In the Saudi hospital attack in El Fasher, WHO Director-General Tedros Adhanom Ghebreyesus offered the death toll in a post on the social platform X.

Officials and others in the capital of North Darfur province had cited a similar figure Saturday, but Ghebreyesus is the first international source to provide a casualty number. Reporting on Sudan is incredibly difficult given communication challenges and exaggerations by both the RSF and the Sudanese military.

“The appalling attack on Saudi Hospital in El Fasher, Sudan, led to 19 injuries and 70 deaths among patients and companions,” Ghebreyesus wrote. “At the time of the attack, the hospital was packed with patients receiving care.”

Another health facility in Al Malha also was attacked Saturday, he added.

“We continue to call for a cessation of all attacks on health care in Sudan, and to allow full access for the swift restoration of the facilities that have been damaged,” he wrote. “Above all, Sudan's people need peace. The best medicine is peace.”

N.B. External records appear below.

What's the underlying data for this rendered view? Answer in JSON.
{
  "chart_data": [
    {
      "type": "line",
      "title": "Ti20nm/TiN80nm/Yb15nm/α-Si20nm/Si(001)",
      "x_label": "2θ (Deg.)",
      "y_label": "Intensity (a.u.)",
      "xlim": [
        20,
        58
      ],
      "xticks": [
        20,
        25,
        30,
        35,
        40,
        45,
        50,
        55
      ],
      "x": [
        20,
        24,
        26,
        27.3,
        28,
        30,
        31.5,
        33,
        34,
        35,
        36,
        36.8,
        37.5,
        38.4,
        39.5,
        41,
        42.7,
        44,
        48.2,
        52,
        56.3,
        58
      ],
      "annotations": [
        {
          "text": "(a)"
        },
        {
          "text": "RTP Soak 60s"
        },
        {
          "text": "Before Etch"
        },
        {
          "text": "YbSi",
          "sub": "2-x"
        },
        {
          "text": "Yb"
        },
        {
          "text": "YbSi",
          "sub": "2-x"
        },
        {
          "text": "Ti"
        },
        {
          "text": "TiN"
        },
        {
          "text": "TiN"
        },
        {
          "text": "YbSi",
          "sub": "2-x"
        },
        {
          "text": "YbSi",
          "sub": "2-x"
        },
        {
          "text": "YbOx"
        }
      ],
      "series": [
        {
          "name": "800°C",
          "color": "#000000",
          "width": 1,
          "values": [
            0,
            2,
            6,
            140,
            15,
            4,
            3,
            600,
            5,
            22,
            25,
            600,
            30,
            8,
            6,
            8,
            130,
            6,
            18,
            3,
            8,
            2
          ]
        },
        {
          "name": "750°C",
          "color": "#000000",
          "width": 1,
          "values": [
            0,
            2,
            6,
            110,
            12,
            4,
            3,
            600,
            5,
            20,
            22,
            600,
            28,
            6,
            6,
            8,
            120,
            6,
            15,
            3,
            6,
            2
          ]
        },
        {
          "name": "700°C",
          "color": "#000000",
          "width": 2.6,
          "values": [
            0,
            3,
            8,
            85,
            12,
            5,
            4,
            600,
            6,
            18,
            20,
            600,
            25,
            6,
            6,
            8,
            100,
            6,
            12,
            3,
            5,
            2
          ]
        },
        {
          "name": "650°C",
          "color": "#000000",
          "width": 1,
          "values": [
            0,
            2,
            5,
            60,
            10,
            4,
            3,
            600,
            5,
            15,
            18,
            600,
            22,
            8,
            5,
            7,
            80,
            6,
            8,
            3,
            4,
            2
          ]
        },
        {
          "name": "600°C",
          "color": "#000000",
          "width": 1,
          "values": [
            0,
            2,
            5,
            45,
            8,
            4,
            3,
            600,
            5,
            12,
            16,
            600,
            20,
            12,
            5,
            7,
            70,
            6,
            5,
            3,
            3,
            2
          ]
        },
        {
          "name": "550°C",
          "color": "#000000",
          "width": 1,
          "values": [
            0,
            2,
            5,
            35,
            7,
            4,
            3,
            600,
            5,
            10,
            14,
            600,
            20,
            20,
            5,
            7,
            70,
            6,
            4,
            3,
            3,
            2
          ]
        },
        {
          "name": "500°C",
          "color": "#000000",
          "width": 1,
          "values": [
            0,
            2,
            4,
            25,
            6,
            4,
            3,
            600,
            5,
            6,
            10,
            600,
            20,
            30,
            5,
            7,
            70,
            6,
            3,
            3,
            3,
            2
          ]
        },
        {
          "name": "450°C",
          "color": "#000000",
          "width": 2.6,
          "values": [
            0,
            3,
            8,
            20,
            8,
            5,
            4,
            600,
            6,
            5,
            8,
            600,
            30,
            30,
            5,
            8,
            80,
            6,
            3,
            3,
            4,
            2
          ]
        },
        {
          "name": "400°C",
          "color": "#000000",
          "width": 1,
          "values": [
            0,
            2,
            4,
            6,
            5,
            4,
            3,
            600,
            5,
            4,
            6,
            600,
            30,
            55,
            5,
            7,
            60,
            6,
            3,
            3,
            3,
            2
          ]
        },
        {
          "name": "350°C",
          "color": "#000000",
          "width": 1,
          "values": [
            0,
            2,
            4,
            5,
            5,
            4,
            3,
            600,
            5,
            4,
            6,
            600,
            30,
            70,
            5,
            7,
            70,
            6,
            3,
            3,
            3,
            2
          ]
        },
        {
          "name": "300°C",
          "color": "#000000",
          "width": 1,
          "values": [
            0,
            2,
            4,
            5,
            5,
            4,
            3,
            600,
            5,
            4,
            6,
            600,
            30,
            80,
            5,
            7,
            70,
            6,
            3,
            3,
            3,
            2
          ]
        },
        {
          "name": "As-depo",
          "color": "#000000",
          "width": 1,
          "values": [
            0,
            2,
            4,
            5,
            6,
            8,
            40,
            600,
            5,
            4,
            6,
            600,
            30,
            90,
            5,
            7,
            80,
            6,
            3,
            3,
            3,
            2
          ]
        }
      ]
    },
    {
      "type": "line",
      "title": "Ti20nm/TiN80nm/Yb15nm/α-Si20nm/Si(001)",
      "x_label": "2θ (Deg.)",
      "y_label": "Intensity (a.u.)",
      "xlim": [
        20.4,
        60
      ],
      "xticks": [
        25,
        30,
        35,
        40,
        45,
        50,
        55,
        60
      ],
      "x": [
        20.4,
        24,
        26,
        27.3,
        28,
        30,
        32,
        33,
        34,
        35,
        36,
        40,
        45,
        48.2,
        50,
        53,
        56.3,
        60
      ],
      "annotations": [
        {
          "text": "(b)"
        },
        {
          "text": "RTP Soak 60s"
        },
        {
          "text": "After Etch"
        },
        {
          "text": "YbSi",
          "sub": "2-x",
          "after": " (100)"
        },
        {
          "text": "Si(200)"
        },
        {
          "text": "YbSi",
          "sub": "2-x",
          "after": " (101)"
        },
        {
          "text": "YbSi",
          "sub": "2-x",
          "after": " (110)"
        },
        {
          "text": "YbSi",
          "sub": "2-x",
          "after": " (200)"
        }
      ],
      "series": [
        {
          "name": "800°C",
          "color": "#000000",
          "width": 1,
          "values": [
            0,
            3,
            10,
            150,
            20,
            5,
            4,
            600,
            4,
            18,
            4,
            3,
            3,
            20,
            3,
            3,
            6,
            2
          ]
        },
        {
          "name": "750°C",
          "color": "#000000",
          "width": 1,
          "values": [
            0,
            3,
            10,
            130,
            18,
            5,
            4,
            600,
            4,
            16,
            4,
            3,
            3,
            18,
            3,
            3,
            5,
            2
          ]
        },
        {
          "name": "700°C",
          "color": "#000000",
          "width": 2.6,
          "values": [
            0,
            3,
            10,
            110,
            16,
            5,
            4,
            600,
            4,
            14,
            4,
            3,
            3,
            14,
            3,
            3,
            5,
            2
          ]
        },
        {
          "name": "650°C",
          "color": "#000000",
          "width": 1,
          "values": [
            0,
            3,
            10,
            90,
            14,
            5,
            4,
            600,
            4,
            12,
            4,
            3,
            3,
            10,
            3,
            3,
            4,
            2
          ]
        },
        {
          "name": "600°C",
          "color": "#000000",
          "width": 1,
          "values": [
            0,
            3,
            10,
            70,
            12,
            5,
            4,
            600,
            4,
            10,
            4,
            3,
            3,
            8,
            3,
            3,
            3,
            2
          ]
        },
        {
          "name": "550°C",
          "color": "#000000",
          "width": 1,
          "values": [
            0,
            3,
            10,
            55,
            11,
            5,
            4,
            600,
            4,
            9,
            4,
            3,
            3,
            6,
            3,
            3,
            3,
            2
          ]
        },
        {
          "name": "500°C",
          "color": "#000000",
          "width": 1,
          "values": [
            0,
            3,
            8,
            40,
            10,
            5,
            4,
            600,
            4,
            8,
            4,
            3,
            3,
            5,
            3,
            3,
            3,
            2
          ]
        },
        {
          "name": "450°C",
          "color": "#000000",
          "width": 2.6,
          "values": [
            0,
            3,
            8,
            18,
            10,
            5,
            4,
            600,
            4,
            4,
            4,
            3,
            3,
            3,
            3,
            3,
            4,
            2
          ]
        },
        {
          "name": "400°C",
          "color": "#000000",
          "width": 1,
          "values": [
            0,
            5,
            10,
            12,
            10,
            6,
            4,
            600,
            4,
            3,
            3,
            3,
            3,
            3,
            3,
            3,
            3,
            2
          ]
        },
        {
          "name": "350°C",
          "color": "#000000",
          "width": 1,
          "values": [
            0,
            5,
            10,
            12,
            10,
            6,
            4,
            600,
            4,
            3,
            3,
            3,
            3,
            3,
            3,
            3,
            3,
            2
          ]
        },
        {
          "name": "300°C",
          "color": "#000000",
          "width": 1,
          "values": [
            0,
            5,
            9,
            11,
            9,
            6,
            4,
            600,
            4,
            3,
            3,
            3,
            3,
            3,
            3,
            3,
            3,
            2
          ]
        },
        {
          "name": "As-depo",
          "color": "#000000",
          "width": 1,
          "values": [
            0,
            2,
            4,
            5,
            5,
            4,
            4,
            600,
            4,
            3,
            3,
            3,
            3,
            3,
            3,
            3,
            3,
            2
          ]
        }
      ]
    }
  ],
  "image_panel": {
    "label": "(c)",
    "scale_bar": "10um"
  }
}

Ghebreyesus did not identify who launched the attack, though local officials had blamed the RSF for the assault. 

The RSF and Sudan's military began fighting each other in April 2023. Their conflict has killed more than 28,000 people, forced millions to flee their homes and left some families eating grass in a desperate attempt to survive as famine sweeps parts of the country.

Other estimates suggest a far higher death toll in the civil war.